Wolfgang Petersen, ‘The Perfect Storm’ Director, Dead at 81

Director Wolfgang Petersen has died. Petersen, whose career included The Perfect Storm, Air Force One and Das Boot, was 81.

Deadline reports that Petersen died Friday, when he passed peacefully “in the arms of his wife of 50 years, Maria Antoinette,” after battling pancreatic cancer.

Petersen was born on March 14, 1941, in Germany, and began working in film and Tv in his 20s, when he started directing short films in the ’60s. His first professional project was the 1965 TV movie Stadt auf Stelzen, which was followed by additional shorts and TV projects until his breakout in 1981, Das Boot, or The Boat, which told the story of working on a World War II German U-boat.

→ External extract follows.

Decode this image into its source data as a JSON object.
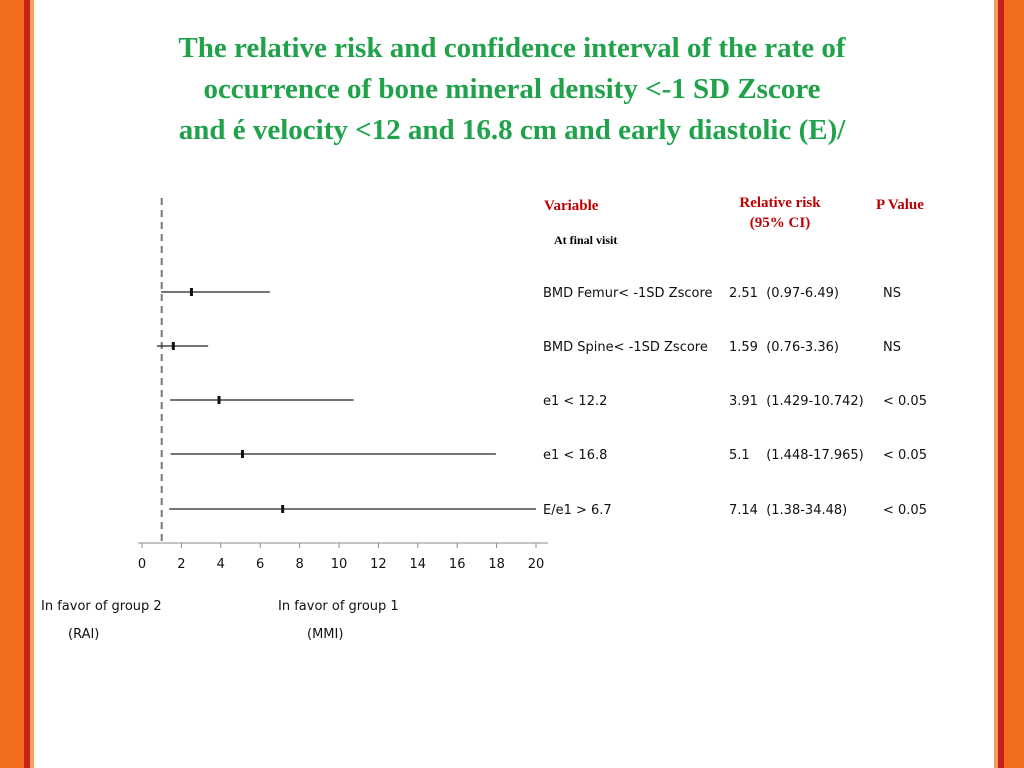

Das Boot — which earned six Oscar nominations — led Petersen to his first Hollywood release, The NeverEnding Storywhich premiered in 1984. That decade, he went on to direct a Das Boot miniseries, plus Enemy Mine.

Petersen produced some of his most famous films in the ’90s, when he directed the Clint Eastwood film In the Line of Fire, a drama about an FBI agent haunted by the assassination of John F. Kennedy. He also directed Outbreak, a film about a dangerous virus starring Dustin Hoffman, and Air Force One, Harrison Ford’s box office smash from 1997.

According to Variety, Air Force One was Petersen’s most commercially successful film.

In later years, Petersen directed The Perfect Storm starring George Clooney and Mark Wahlberg, and the Brad Pitt Iliad drama Troy. Petersen’s final two projects are 2006’s Poseidon — which marked his final Hollywood movie — and Vier gegen die Bank, which came 10 years later in 2016.

Petersen is survived by his wife, his son Daniel, and his two grandchildren, per Deadline.